Hi! My name is Gizem, I'm a synthetic biologist and architect, and I'm working on building self-constructing architectures by design (from tiny living robots to large-scale inhabitable structures).
My broader research focuses on the top-down design of bottom-up self-organizing systems, in both social and biological contexts. This website documents my work on self-organization by design, starting with human social systems (via urban-scale projects done in architecture school), and continuing with synthetic biological systems (via projects at the cellular & tissue scales done in grad school).
Whether it's the design of human-to-human interactions in an urban setting unfolding through the public spaces, or the design of cell-to-cell interactions in a biological tissue unfolding through the genetic and physiological spaces, I found the governing design principles to be very similar when it comes to the top-down design of bottom-up self-organizing systems. You can read more about this in my recent paper on the topic (hyperlinked). More on my intellectual story is below:
Personal Research Manifesto for the
Top-down Design of Bottom-up Self-organization in Biological Systems
Construction in nature is a self-organizing process governed by a set of construction rules embodied within the builders themselves (cells, termites, wasps...) that unfold as these builders interact with one another and their environment. Furthermore, these builders can self-replicate, and in the process, they propagate these embodied construction rules to their progeny, facilitating the bottom-up self-construction of the biological architectures we see in and around us through an unmatched sophistication of decentralized control, spatial computation, and material composition.

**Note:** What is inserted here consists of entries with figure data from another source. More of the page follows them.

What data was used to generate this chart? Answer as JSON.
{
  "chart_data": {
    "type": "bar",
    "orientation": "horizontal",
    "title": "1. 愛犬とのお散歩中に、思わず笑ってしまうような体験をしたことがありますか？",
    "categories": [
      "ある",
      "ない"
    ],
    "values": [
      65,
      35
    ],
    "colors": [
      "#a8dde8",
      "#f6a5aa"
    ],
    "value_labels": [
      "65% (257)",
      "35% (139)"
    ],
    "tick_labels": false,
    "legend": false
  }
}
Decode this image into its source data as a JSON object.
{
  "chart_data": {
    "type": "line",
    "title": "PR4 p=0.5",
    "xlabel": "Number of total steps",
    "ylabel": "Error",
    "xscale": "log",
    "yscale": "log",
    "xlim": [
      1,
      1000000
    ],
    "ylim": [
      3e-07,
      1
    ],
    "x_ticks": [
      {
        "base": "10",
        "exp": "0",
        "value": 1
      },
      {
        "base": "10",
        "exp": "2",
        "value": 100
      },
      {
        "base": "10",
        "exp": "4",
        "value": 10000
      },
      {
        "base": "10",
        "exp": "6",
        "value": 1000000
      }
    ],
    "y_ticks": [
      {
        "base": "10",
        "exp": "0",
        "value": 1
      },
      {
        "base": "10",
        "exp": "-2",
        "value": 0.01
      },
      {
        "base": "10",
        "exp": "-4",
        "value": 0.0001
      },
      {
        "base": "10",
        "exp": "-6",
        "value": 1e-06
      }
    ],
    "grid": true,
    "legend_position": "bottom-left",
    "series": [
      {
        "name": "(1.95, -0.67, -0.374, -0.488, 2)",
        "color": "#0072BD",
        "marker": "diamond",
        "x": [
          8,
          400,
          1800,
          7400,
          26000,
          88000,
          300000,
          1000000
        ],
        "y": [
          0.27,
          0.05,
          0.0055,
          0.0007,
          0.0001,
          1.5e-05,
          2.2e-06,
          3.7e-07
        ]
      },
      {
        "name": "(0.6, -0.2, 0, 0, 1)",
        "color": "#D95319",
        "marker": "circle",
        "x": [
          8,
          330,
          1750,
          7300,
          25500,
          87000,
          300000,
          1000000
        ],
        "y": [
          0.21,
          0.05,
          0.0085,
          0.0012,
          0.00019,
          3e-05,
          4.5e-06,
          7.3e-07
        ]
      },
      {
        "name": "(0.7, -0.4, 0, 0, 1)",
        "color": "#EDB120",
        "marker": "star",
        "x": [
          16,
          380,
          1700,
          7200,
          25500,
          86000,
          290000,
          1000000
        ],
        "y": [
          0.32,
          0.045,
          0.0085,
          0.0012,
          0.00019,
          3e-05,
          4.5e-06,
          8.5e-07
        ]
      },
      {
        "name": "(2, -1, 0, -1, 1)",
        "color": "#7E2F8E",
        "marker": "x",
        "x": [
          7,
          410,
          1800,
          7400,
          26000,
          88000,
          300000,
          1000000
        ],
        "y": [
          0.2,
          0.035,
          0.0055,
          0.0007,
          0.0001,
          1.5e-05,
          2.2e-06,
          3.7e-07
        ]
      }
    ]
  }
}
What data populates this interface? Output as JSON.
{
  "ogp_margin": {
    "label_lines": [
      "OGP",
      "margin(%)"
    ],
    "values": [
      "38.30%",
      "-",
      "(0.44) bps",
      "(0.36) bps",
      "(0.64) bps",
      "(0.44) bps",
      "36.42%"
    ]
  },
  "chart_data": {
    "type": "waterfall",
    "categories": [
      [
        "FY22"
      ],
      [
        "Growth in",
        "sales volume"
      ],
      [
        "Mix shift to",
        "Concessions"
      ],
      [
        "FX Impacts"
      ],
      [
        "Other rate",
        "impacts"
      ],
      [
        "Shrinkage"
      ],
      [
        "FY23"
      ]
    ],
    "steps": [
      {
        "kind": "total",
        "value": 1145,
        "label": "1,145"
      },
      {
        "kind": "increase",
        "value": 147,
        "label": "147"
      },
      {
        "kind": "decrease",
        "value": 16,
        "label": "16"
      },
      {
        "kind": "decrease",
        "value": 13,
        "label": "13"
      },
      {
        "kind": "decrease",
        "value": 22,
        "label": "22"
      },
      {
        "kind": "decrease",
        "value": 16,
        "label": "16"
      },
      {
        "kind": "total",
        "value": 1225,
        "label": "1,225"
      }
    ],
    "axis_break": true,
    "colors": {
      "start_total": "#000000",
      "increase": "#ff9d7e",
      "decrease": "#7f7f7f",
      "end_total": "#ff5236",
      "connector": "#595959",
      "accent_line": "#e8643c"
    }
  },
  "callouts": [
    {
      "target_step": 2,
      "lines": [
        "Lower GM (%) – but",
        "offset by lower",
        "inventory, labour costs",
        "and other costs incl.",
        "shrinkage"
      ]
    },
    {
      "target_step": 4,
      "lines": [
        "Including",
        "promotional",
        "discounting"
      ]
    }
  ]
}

Take, for example, the development of an embryo from that initial single "seed" cell. Within its merely ten microns-wide nucleus, this initial building block of the embryo encapsulates a two meters-long DNA strand, where physically encoded are the instructions required to build a dynamic, multicellular living structure with massively complex structural, functional, and material properties.
This seemingly magical self-construction process of nature is in stark contrast to the traditional construction methods humans have been using for millennia to build diverse architectures, from the primitive hut to the New York skyline. Enchanted by this dichotomy between bottom-up vs top-down construction in nature vs culture, I began taking a closer look at how these self-construction processes unfold in nature, and came to the transformative understanding that beneath nature’s magic, there is in fact a tremendous amount of logic. Furthermore, we now may be able to engineer this underlying logical framework, through tools of synthetic morphogenesis, and thereby harness nature as a rational design medium for architecture.
This realization has forever changed my path as an architect and designer. It meant that by using the principles of human-developed top-down design, we now may be able to steer natural biological self-construction processes towards rationally designed ends, and thereby build self-constructing living architectures by design.
This passion has empowered me since 2015 to build up my biology knowledge and wetlab skills from ground up, first through a Master's degree in Synthetic Biology with Prof Ron Weiss, then a PhD in (Synthetic) Developmental Biology with Prof. Michael Levin. The more time I spend exploring and forging this path forward, the more I realize how the top-down control of nature’s bottom-up morphogenetic power in this way is giving rise to a new design frontier, one that brings the best of both worlds: top-down rational design of bottom-up autonomous construction. Now, as an architect and synthetic biologist, my intellectual passion is to further explore and forge this new frontier forward and develop synthetic biological structures that can predictably build themselves into target morphologies by design.